In der Deutschschweiz sagte die Bevölkerung 50.2 Prozent Ja zum Verhüllungsverbot, in der Romandie hiess es 53 Prozent Ja. In den italienischsprachigen Gebieten lautete das Resultat 60 Prozent Ja. Die Gemeinde Dornach stimmte also anders ab als ihre Sprachregion.

Die Anti-Minarettinitiative hatte die Gemeinde Dornach 2009, im Gegensatz zum Burkaverbot, noch mit 50 Prozent befürwortet. Der Umschwung beträgt 6.6 Prozentpunkte. Die Anti-Minarettinitiative aus SVP-nahen Kreisen war in der Schweiz im November 2009 mit 57.5 Prozent Ja-Stimmen befürwortet worden.

E-ID-Gesetz scheitert deutlich

Die 71.2 Prozent Nein zum E-ID-Gesetz in Dornach sind der sechstgrösste Nein-Anteil im Kanton Solothurn. Das Resultat zum E-ID-Gesetz im Kanton Solothurn hiess 60.2 Prozent Nein. In der Schweiz lautete das Ergebnis 64.4 Prozent Nein.

Die Bevölkerung in den städtischen Gebieten sagte mit 65 Prozent Nein zum E-ID-Gesetz, in den ländlichen gab es 64 Prozent Nein. In den Gebieten, die sich weder den Städten noch dem Land zuordnen lassen (intermediäres Gebiet) lautete das Resultat 63 Prozent Nein. Dornach zählt nach der Definition des Bundesamts für Statistik zur Kategorie Stadt.

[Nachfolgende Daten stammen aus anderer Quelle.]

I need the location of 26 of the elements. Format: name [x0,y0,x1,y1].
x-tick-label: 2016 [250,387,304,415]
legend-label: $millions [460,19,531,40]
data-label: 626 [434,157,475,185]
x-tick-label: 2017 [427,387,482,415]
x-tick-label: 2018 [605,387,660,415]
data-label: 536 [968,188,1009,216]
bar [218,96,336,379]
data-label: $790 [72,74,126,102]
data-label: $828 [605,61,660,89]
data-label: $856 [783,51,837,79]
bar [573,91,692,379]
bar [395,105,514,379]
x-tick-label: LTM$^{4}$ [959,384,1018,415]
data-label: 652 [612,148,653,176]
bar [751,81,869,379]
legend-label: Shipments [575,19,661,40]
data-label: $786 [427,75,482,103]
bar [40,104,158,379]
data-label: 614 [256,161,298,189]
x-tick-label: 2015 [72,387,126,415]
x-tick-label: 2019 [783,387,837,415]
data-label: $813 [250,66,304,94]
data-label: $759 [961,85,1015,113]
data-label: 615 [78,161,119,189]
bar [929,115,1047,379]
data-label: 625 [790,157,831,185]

In der Deutschschweiz sagte die Bevölkerung 64 Prozent Nein zum E-ID-Gesetz, in der Romandie hiess es 68 Prozent Nein. In den italienischsprachigen Gebieten lautete das Resultat 56 Prozent Nein. Die Ablehnung in Gemeinde Dornach fiel somit stärker aus als in der Deutschschweiz.

Knapper Entscheid zum Wirtschaftspartnerschaftsabkommen mit Indonesien

Mit einem Unterschied von nur gerade 29 Stimmen hat Dornach das Wirtschaftspartnerschaftsabkommen mit Indonesien abgelehnt. 1'188 Personen sagten Nein, 1'159 stimmten Ja. Das entspricht 50.6 Prozent Nein. 55 Prozent Ja lautete das Ergebnis zum Wirtschaftspartnerschaftsabkommen mit Indonesien im Kanton Solothurn. In der Schweiz lautete das Ergebnis 51.6 Prozent Ja.

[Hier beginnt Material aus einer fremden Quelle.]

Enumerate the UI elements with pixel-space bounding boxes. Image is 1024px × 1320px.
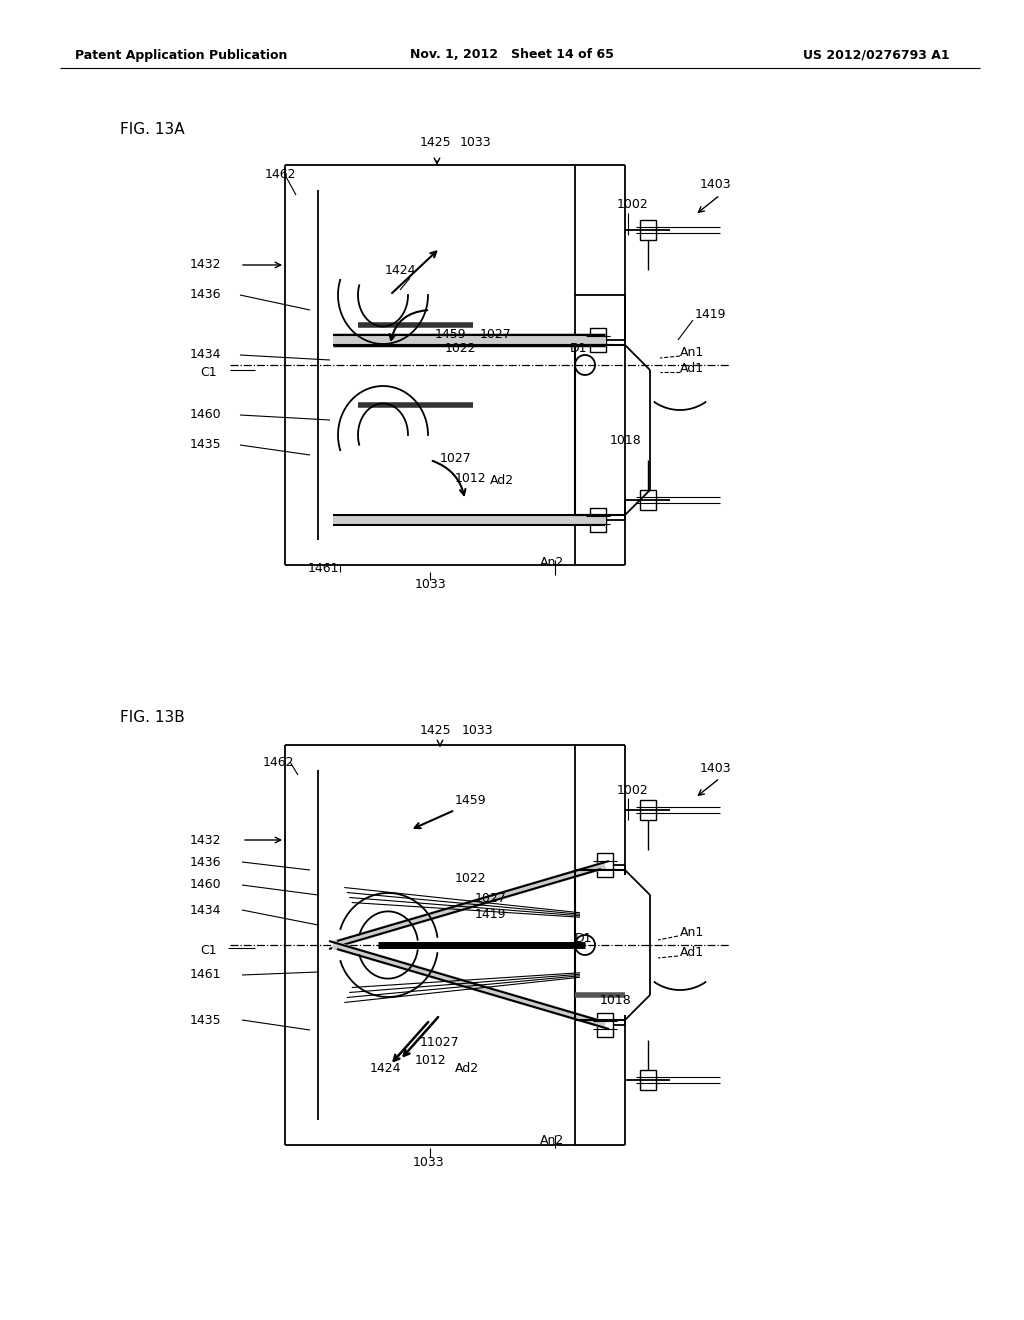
Text: FIG. 13A: FIG. 13A [120,123,184,137]
Text: 1012: 1012 [415,1053,446,1067]
Text: 1434: 1434 [190,903,221,916]
Text: 1419: 1419 [695,309,726,322]
Text: 1002: 1002 [617,784,649,796]
Text: C1: C1 [200,366,217,379]
Text: 1027: 1027 [440,451,472,465]
Text: 1033: 1033 [462,723,494,737]
Text: D1: D1 [570,342,588,355]
Text: Ad1: Ad1 [680,362,705,375]
Text: 1002: 1002 [617,198,649,211]
Bar [640,1071,656,1090]
Text: 1460: 1460 [190,408,221,421]
Text: FIG. 13B: FIG. 13B [120,710,184,726]
Text: 1018: 1018 [600,994,632,1006]
Text: 1403: 1403 [700,178,731,191]
Bar [640,800,656,820]
Text: Ad1: Ad1 [680,945,705,958]
Text: 1425: 1425 [420,136,452,149]
Text: An2: An2 [540,1134,564,1147]
Text: 1461: 1461 [190,969,221,982]
Text: 1432: 1432 [190,259,221,272]
Text: 1435: 1435 [190,1014,221,1027]
Text: 1022: 1022 [445,342,476,355]
Text: 1435: 1435 [190,438,221,451]
Bar [597,853,613,876]
Text: 1018: 1018 [610,433,642,446]
Bar [597,1012,613,1038]
Text: 1461: 1461 [308,561,340,574]
Text: 1425: 1425 [420,723,452,737]
Text: Ad2: Ad2 [490,474,514,487]
Text: 1462: 1462 [263,755,295,768]
Text: 1419: 1419 [475,908,507,921]
Text: 11027: 11027 [420,1035,460,1048]
Text: 1460: 1460 [190,879,221,891]
Text: 1027: 1027 [480,329,512,342]
Text: D1: D1 [575,932,593,945]
Text: 1033: 1033 [414,578,445,591]
Text: 1012: 1012 [455,471,486,484]
Text: An2: An2 [540,556,564,569]
Text: 1462: 1462 [265,169,297,181]
Text: An1: An1 [680,346,705,359]
Text: 1432: 1432 [190,833,221,846]
Text: C1: C1 [200,944,217,957]
Text: 1436: 1436 [190,855,221,869]
Bar [640,220,656,240]
Text: 1027: 1027 [475,891,507,904]
Circle shape [575,935,595,954]
Bar [590,508,606,532]
Bar [590,327,606,352]
Text: Nov. 1, 2012   Sheet 14 of 65: Nov. 1, 2012 Sheet 14 of 65 [410,49,614,62]
Text: US 2012/0276793 A1: US 2012/0276793 A1 [804,49,950,62]
Text: 1403: 1403 [700,762,731,775]
Bar [640,490,656,510]
Text: Ad2: Ad2 [455,1061,479,1074]
Text: 1424: 1424 [385,264,417,276]
Text: 1022: 1022 [455,871,486,884]
Text: 1459: 1459 [455,793,486,807]
Text: 1434: 1434 [190,348,221,362]
Circle shape [575,355,595,375]
Text: An1: An1 [680,925,705,939]
Text: 1033: 1033 [460,136,492,149]
Text: Patent Application Publication: Patent Application Publication [75,49,288,62]
Text: 1424: 1424 [370,1061,401,1074]
Text: 1033: 1033 [413,1156,443,1170]
Text: 1436: 1436 [190,289,221,301]
Text: 1459: 1459 [435,329,467,342]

Die Bevölkerung in den städtischen Gebieten sagte mit 52 Prozent Ja zum Wirtschaftspartnerschaftsabkommen mit Indonesien, in den ländlichen gab es 51.5 Prozent Nein. In den Gebieten, die sich weder den Städten noch dem Land zuordnen lassen (intermediäres Gebiet) lautete das Resultat 53 Prozent Ja. Dornach zählt nach der Definition des Bundesamts für Statistik zur Kategorie Stadt.

Beim Wirtschaftspartnerschaftsabkommen mit Indonesien ist ein deutlicher Röstigraben erkennbar. Die Ja-Stimmenanteile unterscheiden sich zwischen der deutschen und der französischen Sprachregion um rund 16 Prozentpunkte. In der Deutschschweiz sagte die Bevölkerung 56 Prozent Ja zum Wirtschaftspartnerschaftsabkommen mit Indonesien, in der Romandie hiess es 61 Prozent Nein. In den italienischsprachigen Gebieten lautete das Resultat 51 Prozent Ja. Die Gemeinde Dornach stimmte also anders ab als ihre Sprachregion.

Mit 56.1 Prozent lag die Stimmbeteiligung in Dornach höher als im Kanton Solothurn (51.5 Prozent). Schweizweit lag die Stimmbeteiligung bei 51.2 Prozent.

Dieser Text ist mit Unterstützung eines Algorithmus erstellt worden.